MD3PAD 334-336
Toby G Levy
tobylevy at juno.com
Tue May 9 06:02:27 CDT 2006
Harland returns from the Mason and Dixon crew to visit his farm
and finds his wife Betsy has planted a field of sunflowers and in a
corner of the field the sun shines on "a newly-set chunk of Rose
Quartz," which is revealed nearly a hundred pages later to be the
monument left by Mason and Dixon to mark the crossing of the latitude of
the south edge of Philadelphia and the longitude of the "Post mark'd
west." He becomes romantic at the thought of accompanying Mason and
Dixon west.
Time in the novel is moving swiftly. on page 328 it was summer,
on page 333 it was February and now on page 334 it is April and the May
and then June. Now they are ready to begin to actually survey the
Tangent line that will define the east-west border between Delaware and
Maryland. The move down to the middle of the Peninsula and survey
northward.

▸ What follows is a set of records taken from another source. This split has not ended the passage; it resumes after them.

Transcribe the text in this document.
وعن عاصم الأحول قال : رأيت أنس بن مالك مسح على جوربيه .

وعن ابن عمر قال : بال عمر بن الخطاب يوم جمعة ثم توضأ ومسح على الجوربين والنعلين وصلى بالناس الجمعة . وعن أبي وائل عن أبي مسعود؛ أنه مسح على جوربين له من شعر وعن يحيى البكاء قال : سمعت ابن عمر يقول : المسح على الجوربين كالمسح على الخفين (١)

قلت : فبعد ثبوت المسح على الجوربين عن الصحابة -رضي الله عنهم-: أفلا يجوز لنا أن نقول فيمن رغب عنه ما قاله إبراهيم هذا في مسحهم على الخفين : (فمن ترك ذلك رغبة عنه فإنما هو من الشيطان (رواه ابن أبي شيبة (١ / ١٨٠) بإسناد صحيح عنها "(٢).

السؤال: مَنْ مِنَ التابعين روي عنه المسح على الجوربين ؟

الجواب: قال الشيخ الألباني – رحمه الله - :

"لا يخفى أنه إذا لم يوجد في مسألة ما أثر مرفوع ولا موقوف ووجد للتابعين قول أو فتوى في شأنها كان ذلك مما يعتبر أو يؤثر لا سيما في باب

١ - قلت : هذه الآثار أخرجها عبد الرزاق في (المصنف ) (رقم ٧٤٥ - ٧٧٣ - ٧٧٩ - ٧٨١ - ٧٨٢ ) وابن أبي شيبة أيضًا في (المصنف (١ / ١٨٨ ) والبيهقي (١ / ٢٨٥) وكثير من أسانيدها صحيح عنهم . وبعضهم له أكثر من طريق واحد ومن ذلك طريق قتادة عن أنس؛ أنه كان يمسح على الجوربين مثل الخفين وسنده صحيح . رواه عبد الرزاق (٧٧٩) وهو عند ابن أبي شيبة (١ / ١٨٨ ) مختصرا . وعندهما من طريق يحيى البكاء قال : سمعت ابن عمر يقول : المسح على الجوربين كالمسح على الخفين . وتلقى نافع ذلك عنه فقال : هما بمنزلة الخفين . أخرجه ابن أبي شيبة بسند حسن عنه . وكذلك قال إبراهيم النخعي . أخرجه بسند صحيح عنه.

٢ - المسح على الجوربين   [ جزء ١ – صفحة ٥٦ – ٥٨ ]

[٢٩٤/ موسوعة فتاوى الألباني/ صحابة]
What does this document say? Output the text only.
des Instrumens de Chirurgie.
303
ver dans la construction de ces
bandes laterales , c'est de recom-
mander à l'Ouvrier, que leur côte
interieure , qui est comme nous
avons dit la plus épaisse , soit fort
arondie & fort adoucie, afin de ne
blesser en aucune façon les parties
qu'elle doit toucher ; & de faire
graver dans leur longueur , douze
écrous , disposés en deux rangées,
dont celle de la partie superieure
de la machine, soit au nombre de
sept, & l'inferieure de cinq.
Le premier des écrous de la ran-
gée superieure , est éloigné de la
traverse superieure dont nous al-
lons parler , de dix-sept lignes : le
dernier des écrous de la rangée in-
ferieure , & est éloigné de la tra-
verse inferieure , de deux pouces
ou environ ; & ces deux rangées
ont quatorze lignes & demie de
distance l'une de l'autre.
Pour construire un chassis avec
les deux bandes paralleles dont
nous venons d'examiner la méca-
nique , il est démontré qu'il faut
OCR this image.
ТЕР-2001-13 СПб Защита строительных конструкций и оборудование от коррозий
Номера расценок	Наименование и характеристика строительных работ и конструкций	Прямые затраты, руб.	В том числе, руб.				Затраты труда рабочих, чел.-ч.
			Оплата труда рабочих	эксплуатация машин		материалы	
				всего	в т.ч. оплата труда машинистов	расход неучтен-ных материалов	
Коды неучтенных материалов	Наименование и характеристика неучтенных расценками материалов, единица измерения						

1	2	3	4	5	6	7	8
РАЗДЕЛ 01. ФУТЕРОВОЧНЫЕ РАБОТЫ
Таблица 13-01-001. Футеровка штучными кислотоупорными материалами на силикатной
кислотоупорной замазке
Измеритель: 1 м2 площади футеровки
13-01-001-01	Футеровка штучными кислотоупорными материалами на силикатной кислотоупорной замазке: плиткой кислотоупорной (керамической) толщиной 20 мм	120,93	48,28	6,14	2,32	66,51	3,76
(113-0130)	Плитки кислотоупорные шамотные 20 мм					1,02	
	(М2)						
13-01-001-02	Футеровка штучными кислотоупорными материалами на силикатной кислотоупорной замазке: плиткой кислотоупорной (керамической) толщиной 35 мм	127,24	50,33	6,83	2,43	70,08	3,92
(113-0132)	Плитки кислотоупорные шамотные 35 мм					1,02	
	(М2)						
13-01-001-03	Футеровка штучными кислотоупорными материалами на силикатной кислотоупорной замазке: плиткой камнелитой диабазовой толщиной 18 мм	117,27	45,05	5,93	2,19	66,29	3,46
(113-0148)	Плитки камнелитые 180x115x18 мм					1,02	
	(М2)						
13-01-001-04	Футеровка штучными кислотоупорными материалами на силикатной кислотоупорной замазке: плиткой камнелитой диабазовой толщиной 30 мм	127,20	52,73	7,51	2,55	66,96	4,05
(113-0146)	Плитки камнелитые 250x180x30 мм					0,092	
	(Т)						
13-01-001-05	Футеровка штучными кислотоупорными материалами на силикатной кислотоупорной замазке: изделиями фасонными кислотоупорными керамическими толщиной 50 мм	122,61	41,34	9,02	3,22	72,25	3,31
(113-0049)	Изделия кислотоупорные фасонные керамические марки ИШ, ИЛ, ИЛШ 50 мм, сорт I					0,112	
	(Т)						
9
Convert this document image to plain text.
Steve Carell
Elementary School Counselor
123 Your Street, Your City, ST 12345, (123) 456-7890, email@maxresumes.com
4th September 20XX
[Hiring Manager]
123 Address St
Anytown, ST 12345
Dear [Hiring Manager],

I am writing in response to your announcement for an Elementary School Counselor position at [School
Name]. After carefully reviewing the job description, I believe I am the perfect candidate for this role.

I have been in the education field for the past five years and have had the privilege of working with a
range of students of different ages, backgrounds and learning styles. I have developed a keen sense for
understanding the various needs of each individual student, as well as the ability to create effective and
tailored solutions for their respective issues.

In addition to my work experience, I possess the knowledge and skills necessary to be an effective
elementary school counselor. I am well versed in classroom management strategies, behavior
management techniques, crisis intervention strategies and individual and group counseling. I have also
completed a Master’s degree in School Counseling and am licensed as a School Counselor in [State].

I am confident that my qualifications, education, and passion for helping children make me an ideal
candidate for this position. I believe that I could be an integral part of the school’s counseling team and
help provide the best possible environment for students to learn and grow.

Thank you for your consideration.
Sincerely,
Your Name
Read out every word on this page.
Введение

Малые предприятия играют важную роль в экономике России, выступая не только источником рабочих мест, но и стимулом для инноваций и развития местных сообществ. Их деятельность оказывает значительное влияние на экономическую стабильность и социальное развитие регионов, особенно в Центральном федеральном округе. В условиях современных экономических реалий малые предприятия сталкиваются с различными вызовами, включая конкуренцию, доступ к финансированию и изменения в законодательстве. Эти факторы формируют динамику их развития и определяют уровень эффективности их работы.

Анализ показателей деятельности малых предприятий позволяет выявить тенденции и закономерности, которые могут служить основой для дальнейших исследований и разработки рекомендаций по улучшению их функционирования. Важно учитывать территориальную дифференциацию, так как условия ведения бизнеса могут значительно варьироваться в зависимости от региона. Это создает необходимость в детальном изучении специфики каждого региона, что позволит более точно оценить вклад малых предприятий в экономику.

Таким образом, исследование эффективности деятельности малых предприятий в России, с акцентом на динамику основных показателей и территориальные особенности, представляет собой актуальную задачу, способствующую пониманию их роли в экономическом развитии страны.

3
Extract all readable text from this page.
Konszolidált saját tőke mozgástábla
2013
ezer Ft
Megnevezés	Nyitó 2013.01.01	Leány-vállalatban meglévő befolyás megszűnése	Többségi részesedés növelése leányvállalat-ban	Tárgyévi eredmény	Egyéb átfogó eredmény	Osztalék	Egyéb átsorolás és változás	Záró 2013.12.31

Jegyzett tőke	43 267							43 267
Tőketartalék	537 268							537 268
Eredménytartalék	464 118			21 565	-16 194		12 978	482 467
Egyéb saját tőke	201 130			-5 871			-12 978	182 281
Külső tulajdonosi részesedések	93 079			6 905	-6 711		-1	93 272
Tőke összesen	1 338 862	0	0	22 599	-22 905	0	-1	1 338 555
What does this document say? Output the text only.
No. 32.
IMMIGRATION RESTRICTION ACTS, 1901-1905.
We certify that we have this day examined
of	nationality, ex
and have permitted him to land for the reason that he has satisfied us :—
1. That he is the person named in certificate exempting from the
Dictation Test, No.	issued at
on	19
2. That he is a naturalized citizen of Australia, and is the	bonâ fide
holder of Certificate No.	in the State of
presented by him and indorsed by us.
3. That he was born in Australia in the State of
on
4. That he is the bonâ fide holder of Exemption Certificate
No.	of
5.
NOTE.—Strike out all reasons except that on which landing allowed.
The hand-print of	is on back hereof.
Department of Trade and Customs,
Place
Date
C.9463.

By the end of the month they have chained about six miles
north to the Nanticoke river.
Wicks launches into a lengthy explanation of why it was so
difficult to establish with any certainty the boundary laws of the
colonies and how valued the decisions of the Royal Astronomers were.
Wicks bemoans the stupidity of the rulers who gave vague ideas of
boundaries to the colonists. Tenebrae goes to a large map and imitates
what King Charles must have done when granting land to William Penn.